Thursday, March 16, 2017
Youcat commented through CCC – Question n. 259 - Part IV.
(Youcat answer - repeated) Through Baptism Christ has made us into a kingdom of “priests to his God and Father” (Rev 1:6). Through the universal priesthood, every Christian is called to work in the world in God’s name and to bring blessings and grace to it. In the Upper Room during the Last Supper and when he commissioned the Apostles, however, Christ equipped some with a sacred authority to serve the faithful; these ordained priests represent Christ as pastors (shepherds) of his people and as head of his Body, the Church.
A deepening through CCC
(CCC 1552) The ministerial priesthood has the task not only of representing Christ - Head of the Church - before the assembly of the faithful, but also of acting in the name of the whole Church when presenting to God the prayer of the Church, and above all when offering the Eucharistic sacrifice (Cf. SC 33N; LG 10). (CCC 1992) Justification has been merited for us by the Passion of Christ who offered himself on the cross as a living victim, holy and pleasing to God, and whose blood has become the instrument of atonement for the sins of all men. Justification is conferred in Baptism, the sacrament of faith. It conforms us to the righteousness of God, who makes us inwardly just by the power of his mercy. Its purpose is the glory of God and of Christ, and the gift of eternal life (Cf. Council of Trent (1547): DS 1529): But now the righteousness of God has been manifested apart from law, although the law and the prophets bear witness to it, the righteousness of God through faith in Jesus Christ for all who believe. For there is no distinction: since all have sinned and fall short of the glory of God, they are justified by his grace as a gift, through the redemption which is in Christ Jesus, whom God put forward as an expiation by his blood, to be received by faith. This was to show God's righteousness, because in his divine forbearance he had passed over former sins; it was to prove at the present time that he himself is righteous and that he justifies him who has faith in Jesus (Rom 3:21-26).
Reflecting and meditating
(Youcat comment) Using the same word, “priest”, for two related things that nevertheless “differ essentially and not only in degree” (Second Vatican Council, LG 10, 2) often leads to misunderstandings. On the one hand, we should observe with joy that all the baptized are “priests” because we live in Christ and share in everything he is and does. Why, then, do we not call down a permanent blessing on this world? On the other hand, we must rediscover God’s gift to his Church, the ordained priests, who represent the Lord himself among us.
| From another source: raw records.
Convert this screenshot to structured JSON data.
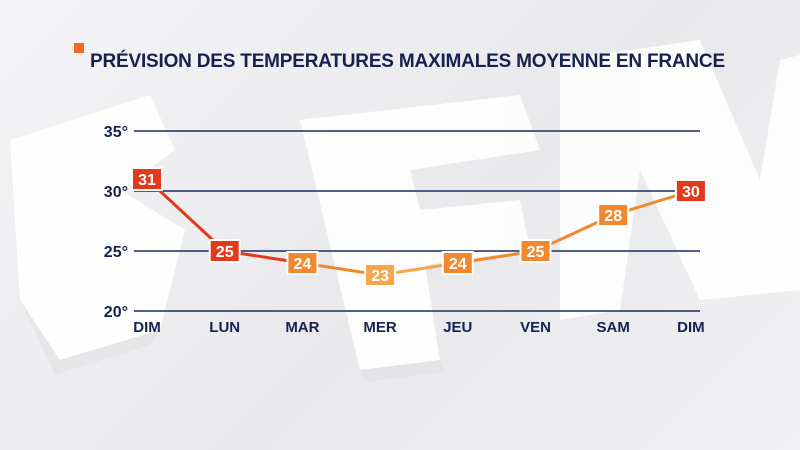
{
  "title": "PRÉVISION DES TEMPERATURES MAXIMALES MOYENNE EN FRANCE",
  "colors": {
    "accent": "#f26a21",
    "title_text": "#16214f",
    "grid": "#1b2a5c",
    "hot": "#e2391c",
    "warm": "#f0892e",
    "mild": "#f5a54a"
  },
  "chart_data": {
    "type": "line",
    "title": "PRÉVISION DES TEMPERATURES MAXIMALES MOYENNE EN FRANCE",
    "categories": [
      "DIM",
      "LUN",
      "MAR",
      "MER",
      "JEU",
      "VEN",
      "SAM",
      "DIM"
    ],
    "series": [
      {
        "values": [
          31,
          25,
          24,
          23,
          24,
          25,
          28,
          30
        ]
      }
    ],
    "data_labels": [
      "31",
      "25",
      "24",
      "23",
      "24",
      "25",
      "28",
      "30"
    ],
    "point_colors": [
      "#e2391c",
      "#e2391c",
      "#f0892e",
      "#f5a54a",
      "#f0892e",
      "#f0892e",
      "#f0892e",
      "#e2391c"
    ],
    "yticks": [
      20,
      25,
      30,
      35
    ],
    "ytick_labels": [
      "20°",
      "25°",
      "30°",
      "35°"
    ],
    "ylim": [
      20,
      35
    ],
    "grid": true,
    "xlabel": "",
    "ylabel": ""
  }
}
(CCC 1553) "In the name of the whole Church" does not mean that priests are the delegates of the community. The prayer and offering of the Church are inseparable from the prayer and offering of Christ, her head; it is always the case that Christ worships in and through his Church. The whole Church, the Body of Christ, prays and offers herself "through him, with him, in him," in the unity of the Holy Spirit, to God the Father. The whole Body, caput et membra, prays and offers itself, and therefore those who in the Body are especially his ministers are called ministers not only of Christ, but also of the Church. It is because the ministerial priesthood represents Christ that it can represent the Church.